Mi vida ha sido un constante diálogo con otras mentes. Diversas, lejanas y probablemente tan solitarias como la mía. Enlazo cientos y miles de años en pocos fragmentos. Confío en el sentido alcanzado de ciertas traducciones. Comprendo los contextos, los pie forzados de época. La miseria que acecha al escriba. Que direcciona. Que interrumpe. Que socava. No siempre el diálogo es concluyente. Suelo volver a la misma mesa donde se reparten naipes Joseph Roth y Stefan Zweig. Observo y aprendo. Admiro queriendo. Sutil juego de manos. Miradas que traspasan inviernos brumosos, que elucubran el destino de estrellas fugaces, que acarician el alma con un simple pestañeo.

Es una mañana fría de octubre. Los pastizales siguen blanquecinos de escarcha. No se ha disipado la humedad de la última lluvia. Se mezcla el aroma de cerezos florecidos con el de ovejas empantanadas. La brisa trae rumor de inquietud de perros amarrados, de guerrilla de tordos y zorzales, de aleteo enfiestado de gallos en primavera.

Lafourcade


La semana ha traído malas nuevas y granizos. Truenos esporádicos. Carraspeos del altísimo. La nieve despliega su blancura hasta los faldeos del Malalcura. Siguen naciendo borregos en el valle y San Fabián se convierte en gran maternidad de balidos. En agosto debiera expirar el invierno más crudo, pero a estas alturas el clima resulta impredecible. La leña empieza a agotarse, o más bien el dinero para comprarla. Solo queda resistir, hacer flexiones de saltimbamqui ante un escenario vacío, recordar los amores de juventud para que el corazón se calefaccione, o a las amantes con velo archivadas en el secretismo de un caballero. 

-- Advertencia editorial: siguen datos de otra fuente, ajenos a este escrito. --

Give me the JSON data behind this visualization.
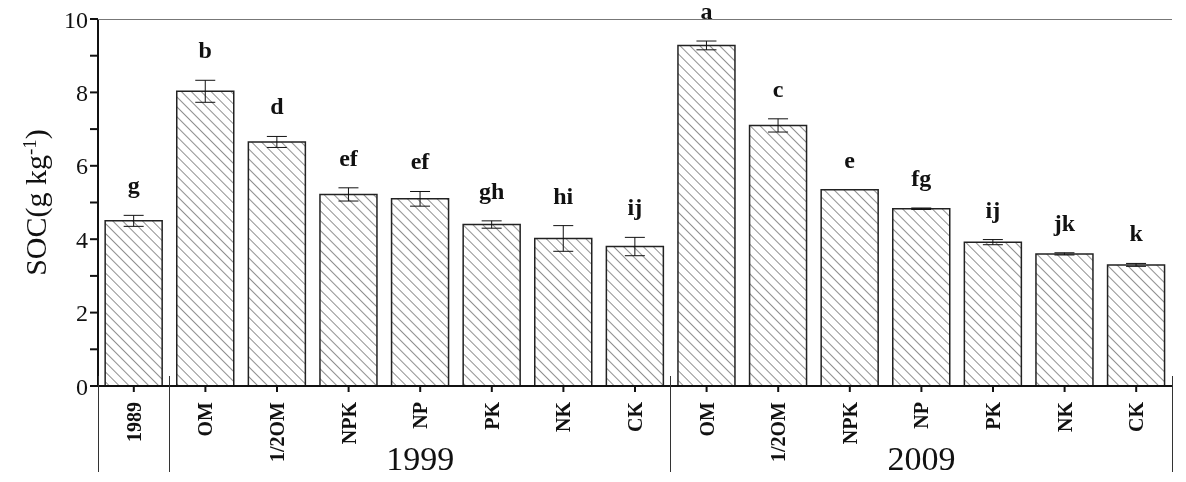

A través del chat desnudamos con Claudio Rodríguez nuestra tristeza por la muerte del escritor Enrique Lafourcade. Allá por el 91 cuando nos conocimos en el Pedagógico era tema recurrente de pasillo y tomatera. Lafourcade era el tío abuelo presente como holograma o espíritu en cada conversación de aspirante a escritor. Un pugilista literario a lo Jerry Lewis, que provocaba, se escabullía y daba brincos de payaso. Al menos así lo venía haciendo desde varias décadas atrás sin que contendor alguno lo dejara en la lona. Nosotros éramos (o nos considerábamos) la transición literaria. La perduración y el cambio. La inflexión hacia las letras contaminadas de ruido, furia y belleza. La mezcla explosiva de todo lo precedente con una pizca de algo propio. Y a Lafourcade no podíamos dejarlo atrás, expuesto al polvillo, al desgaste, al silencio. Por eso lo trajimos hasta el presente. En forma de libro, de recuerdo, de conversación de curaos, de medalla de orgullo adosada al pecho. Entonces, por aquellos años, leíamos sus crónicas del domingo en los prados del Pedagógico, ese cóctel de letras entregado a las apuradas, saltarín, digresionista, divagador, que ponía en cada pozo de cocodrilo puentes de poesía, líneas aéreas de ocas, pelambres de buena y mala leche para resistir el hastío, y de paso divertirse, porque de qué otra cosa se podría adornar la futilidad de los días si no es con humor. No faltaron las escapadas hasta San Diego, buscar una esquiva oferta en las librerías de Luis Rivano, o ir hasta la propia librería del Rey Acab para calafatear nuestro escaso currículo con un saludo del maestro, o soñar con adquirir sus libros, porque siempre andábamos tan escasos de chaucha. Y entremedio de tanta batahola, reapareció por esos días la película perdida de Palomita Blanca, nacida de la dupla Lafourcade-Raúl Ruiz, que a esas alturas era un documento histórico, el frescor de la Unidad Popular intacto y sonoro, encapsulado hasta los tiempos de democracia, hasta el tiempo de nosotros, los tunantes del mundo líquido.

Se le extrañará Lafourcade. No creo que seamos demasiado sentimentales, salvo cuando se nos va un peso pesado del gremio, un pariente cercano de las letras. Usaremos sus guantes de boxeo con discreción, cuando la circunstancia lo amerite, priorizando políticuchos farsantes y pelagatos variopintos.